Universities have a long way to go before they become exemplars of ethnic equality and diversity. That’s the thrust of a new report published by race equality think-tank, the Runnymede Trust. As David Lammy MP, chair of the All Party Parliamentary Group on Race and Community, puts it in his foreword to the volume:
Despite the lofty ideals of universities, they do no better – and are in fact doing worse – than many other institutions in British society when it comes to race equality.
The Runnymede publication, brings together 15 short essays by academics and policy experts, outlining a number of major causes for concern. Ethnic minorities have lower university admission rates relative to comparably qualified white peers. They also have poorer university experiences as students, lower degree results than their A-level grades would predict, and more uncertain graduate job prospects.
There is also a dearth of black and minority ethnic academics, especially at senior levels.
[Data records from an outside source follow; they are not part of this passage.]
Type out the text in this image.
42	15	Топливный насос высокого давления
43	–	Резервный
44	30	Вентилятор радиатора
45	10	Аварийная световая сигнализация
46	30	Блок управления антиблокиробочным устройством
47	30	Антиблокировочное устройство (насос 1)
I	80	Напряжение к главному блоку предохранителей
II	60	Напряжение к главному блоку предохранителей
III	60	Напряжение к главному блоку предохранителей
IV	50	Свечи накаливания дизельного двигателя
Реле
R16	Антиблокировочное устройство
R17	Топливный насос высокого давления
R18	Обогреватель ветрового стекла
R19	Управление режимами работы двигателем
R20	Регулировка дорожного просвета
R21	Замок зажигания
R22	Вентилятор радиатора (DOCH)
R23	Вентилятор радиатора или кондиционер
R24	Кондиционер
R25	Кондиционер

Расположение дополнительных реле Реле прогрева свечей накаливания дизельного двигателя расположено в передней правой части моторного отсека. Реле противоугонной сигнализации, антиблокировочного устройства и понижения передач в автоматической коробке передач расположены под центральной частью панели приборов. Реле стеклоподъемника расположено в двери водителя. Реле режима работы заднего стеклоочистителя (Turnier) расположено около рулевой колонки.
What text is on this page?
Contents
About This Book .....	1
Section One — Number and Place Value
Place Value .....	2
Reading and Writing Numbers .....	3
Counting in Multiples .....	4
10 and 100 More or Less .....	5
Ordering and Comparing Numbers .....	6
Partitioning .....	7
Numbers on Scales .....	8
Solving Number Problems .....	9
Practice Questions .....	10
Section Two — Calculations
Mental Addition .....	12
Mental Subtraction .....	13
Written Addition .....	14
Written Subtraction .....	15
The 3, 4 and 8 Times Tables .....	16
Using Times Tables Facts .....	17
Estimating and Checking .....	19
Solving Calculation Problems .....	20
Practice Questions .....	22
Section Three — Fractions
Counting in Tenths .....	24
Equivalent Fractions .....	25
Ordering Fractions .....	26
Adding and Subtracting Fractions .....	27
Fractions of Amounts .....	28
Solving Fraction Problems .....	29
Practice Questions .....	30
The report found there was just 17 black female professors in the UK. In spite of all of this, there is a low priority given to developing and implementing ethnic equality and diversity policies within universities. Addressing these problems requires radical change.
Empirical evidence presented in the report shows that ethnic minorities are less likely to be offered places at Russell Group universities than white applicants, even when they have the same grades and “facilitating subjects” at A Level.
The report shows that offer rates are 3-16 percentage points lower for ethnic minority applicants to Russell Group universities, after differences in A Level attainment have been taken into account.
Even applicants from the high-performing Chinese and Indian group – which are well represented at Russell Group universities – are less likely to be offered places. These ethnic inequalities in admissions chances are shown to hold for other universities as well, not just the Russell Group institutions, indicating that this is in fact a sector-wide problem.
The report highlights a clear need for universities to undertake searching reviews of their admissions policies and practices. Steps must be taken to ensure that admissions decisions are not affected by unconscious bias, while positive action may be needed to address the chronic under-representation of some ethnic minority groups at some institutions.
Universities are being called upon to make their applications and admissions data available – in suitably anonymised form – for independent analysis by researchers. Open data is now widely considered to be a crucial ingredient in the accountability of public institutions, and universities are no exception.
Poorer student experiences
The report highlights the exclusion and rejection felt by many black university students as they navigate a mono-cultural curriculum, confront lower tutor expectations about their ability to do well in their studies and experience overtly racist interactions on campus. There is a clear need for universities to offer more culturally diverse curricula, to promote inclusive teaching and learning practices, and to become actively anti-racist institutions.
This means moving away from a “deficit model” which sees ethnic minority students as lacking in ability or aspiration. Instead, universities should see the barriers to full and equal participation in university life as needing to be dismantled rather than overcome. Crucially, it also means consulting with ethnic minority students about what needs to change rather than taking a purely top-down approach.
Under representation in academia
The report also reminds us that ethnic minorities are under-represented among academic staff, especially in professorial roles and senior management positions.
Many ethnic minority academics report feeling untrusted and overly scrutinised by colleagues and managers, and overlooked when it comes to promotion. The solutions proposed range from solidifying career mentoring schemes for ethnic minority academics, to adopting quotas to ensure the inclusion of ethnic minority applicants on recruitment and promotion shortlists.
Again, a major part of the solution requires recognising the need for institutional cultural change. The Equality Challenge Unit has developed a training pack designed to help university staff understand, recognise and resist unconscious bias.
It has also been trialling a Race Equality Charter Mark programme which would enable universities to gain accreditation for their efforts and successes in addressing ethnic equality and diversity concerns. The take-up of these policy initiatives by many universities represents a potentially significant step towards lasting institutional cultural change.
Yet the Runnymede report highlights the ever-present risk that policies and programmes aimed at addressing equality and diversity issues may become substitutes for action – the goal becomes filling out the required paperwork rather than committing to make real changes.
When the passing of the Race Relations (Amendment) Act in 2000 first required universities to develop and publish race equality policies, many universities were slow to comply. Since then, these requirements have been downgraded to mere guidance following the implementation of the 2010 Equality Act.
The genuine development and effective implementation of equality and diversity policies requires committed support on the part of university leaders to the idea that diversity is a valuable institutional asset and should be actively promoted as such. The time has come for universities and the public bodies that monitor and support them to pick up diversity and run with it.